21 & Over
21 & Over (2013)
★★ / ★★★★
Hailing from a family of doctors for five generations, there is extreme pressure on Jeff Chang (Justin Chon) to do well on his medical school interview the next day. Because it is his twenty-first birthday, Miller (Miles Teller) and Casey (Skylar Astin), Jeff Chang’s best friends in high school, drop by for a surprise all-night hangout which involves nudity, sorority girls, and a whole lot of booze. Can Casey and Miller get their hungover friend ready for perhaps the most important interview of his life?
For a while, “21 & Over” is a lot of stupid fun. The usual montages of people drinking themselves silly are present, but some of its content actually surprised me. When it veers away from what we expect it to be–college kids acting like fools–it has something interesting to say about strains put on friendships when geographical distance is involved, insecurities one feels when everything seems to be going well for a close friend, and the script’s attempt to subvert Asian stereotypes. These positive elements come only in glimpses but they are there and they draw us in.
It is nice to see a young character of Asian descent not portrayed as some dysfunctional nerd or weirdo in a commercial film. When Jeff Chang is not intoxicated, he looks and sounds like some of the Chinese-American friends I had in college. However, the picture does not spend enough time focusing on his thoughts and feelings toward attending medical school. Instead, the picture relies on showing his father, Dr. Chang (François Chau), looking strict and mean. It is easy and convenient. Writer-directors Jon Lucas and Scott Moore, missed a chance to really connect with Asian-Americans who are pressured into pursuing a career in medicine. Perhaps it is due to the fact that it is not a pretty subject to tackle, not digestible enough for a comedy.
The majority of the humor involves Miller and Casey running around campus in the attempt to get the birthday boy home so he can get some rest. I enjoyed the scenes with the Latina sorority, a visit to Jeff Chang’s former dorm, and the exchanges between Miller and Casey. Teller portrays a motormouth quite well and Astin has a charming quality about him–a nice mix between shyness and self-assurance. It is important that we see why they are friends even though their relationship has hit a rough spot.

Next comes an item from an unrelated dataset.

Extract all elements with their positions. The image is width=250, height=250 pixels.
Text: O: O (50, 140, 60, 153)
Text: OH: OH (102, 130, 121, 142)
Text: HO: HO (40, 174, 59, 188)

Like the lack of depth with Jeff Chang’s attitude toward a future that has been chosen for him, the tension between Miller and Casey is not explored enough. When the camera keeps still and simply shows the two young adults revealing to each other what they feel and why they feel that way, there is an honesty in their pain. I ended my relationship with one of my best friends in high school during freshman year of college. The familiar “You’ve changed” line is thrown a couple of times here. What does that phrase mean to the person who utters it and to the one who receives it? If any screenplay chooses to go down that route, it should be willing to go all the way or else it shortchanges the viewers.
The most predictable subplot involves Casey and Nicole (Sarah Wright), a sorority girl and a friend of Jeff Chang’s. The performers look good together but the script does not give them a chance. When the potential romance is at the forefront, the film slows severely. I detested their attempt at flirting so much that I missed the crazy boozing.
“21 & Over” has the potential to really make a difference: combining a night of partying and looking closely on issues regarding choices in terms of friendship, furthering one’s education, and pursuing a career. Alas, it settles for something less. It does not surprise me because not every movie has the ambition to make an impact.